Question

In Happyville, the ideal family has four children, at least two of which are girls. If you randomly select a Happyville family that has four children, what is the probability that it is not ideal

Answer 1

Answer:

0.3125 = 31.25% probability that it is not ideal.

Step-by-step explanation:

For each children, there are only two possible outcomes. Either it is a girl, or they are not. The probability of a child being a girl is independent of any other child. This means that the binomial probability distribution is used to solve this question.
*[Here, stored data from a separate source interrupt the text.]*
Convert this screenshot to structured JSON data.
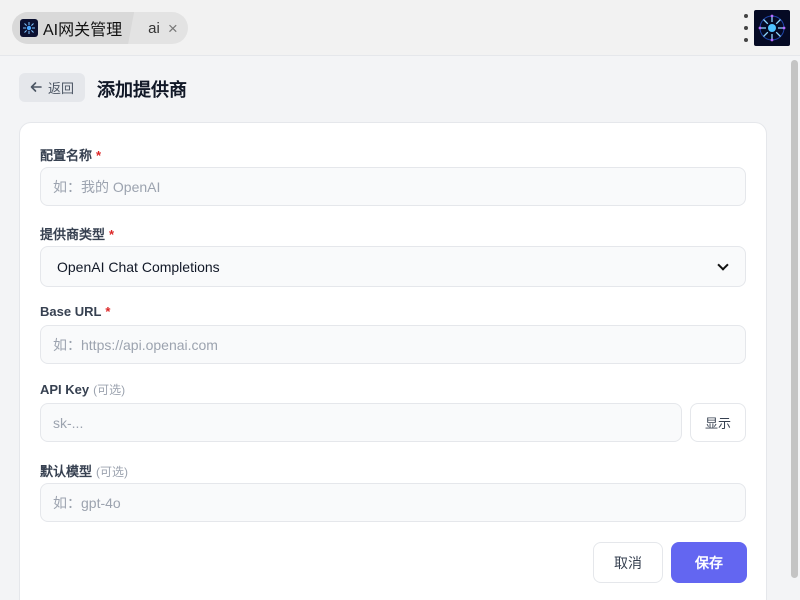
{
  "tabs": {
    "main_label": "AI网关管理",
    "sub_label": "ai",
    "close_symbol": "×"
  },
  "header": {
    "back_label": "返回",
    "back_icon": "arrow-left-icon",
    "title": "添加提供商"
  },
  "form": {
    "name": {
      "label": "配置名称",
      "required_mark": "*",
      "placeholder": "如：我的 OpenAI",
      "value": ""
    },
    "provider_type": {
      "label": "提供商类型",
      "required_mark": "*",
      "selected": "OpenAI Chat Completions"
    },
    "base_url": {
      "label": "Base URL",
      "required_mark": "*",
      "placeholder": "如：https://api.openai.com",
      "value": ""
    },
    "api_key": {
      "label": "API Key",
      "optional_note": "(可选)",
      "placeholder": "sk-...",
      "value": "",
      "toggle_label": "显示"
    },
    "default_model": {
      "label": "默认模型",
      "optional_note": "(可选)",
      "placeholder": "如：gpt-4o",
      "value": ""
    }
  },
  "actions": {
    "cancel_label": "取消",
    "save_label": "保存"
  },
  "colors": {
    "accent": "#6366f1",
    "required": "#dc2626",
    "app_logo_bg": "#050a24"
  }
}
Binomial probability distribution

The binomial probability is the probability of exactly x successes on n repeated trials, and X can only have two outcomes.

$P(X = x) = C_{n,x}.p^{x}.(1-p)^{n-x}$

In which $C_{n,x}$ is the number of different combinations of x objects from a set of n elements, given by the following formula.

$C_{n,x} = \frac{n!}{x!(n-x)!}$

And p is the probability of X happening.

0.5 probability of a children being a girl:

This means that $p = 0.5$

If you randomly select a Happyville family that has four children, what is the probability that it is not ideal?

Not ideal is less than two girls, so this is P(X < 2).

Four children means that $n = 4$. So

$P(X < 2) = P(X = 0) + P(X = 1)$

$P(X = x) = C_{n,x}.p^{x}.(1-p)^{n-x}$

$P(X = 0) = C_{4,0}.(0.5)^{0}.(0.5)^{4} = 0.0625$

$P(X = 1) = C_{4,1}.(0.5)^{1}.(0.5)^{3} = 0.25$

$P(X < 2) = P(X = 0) + P(X = 1) = 0.0625 + 0.25 = 0.3125$

0.3125 = 31.25% probability that it is not ideal.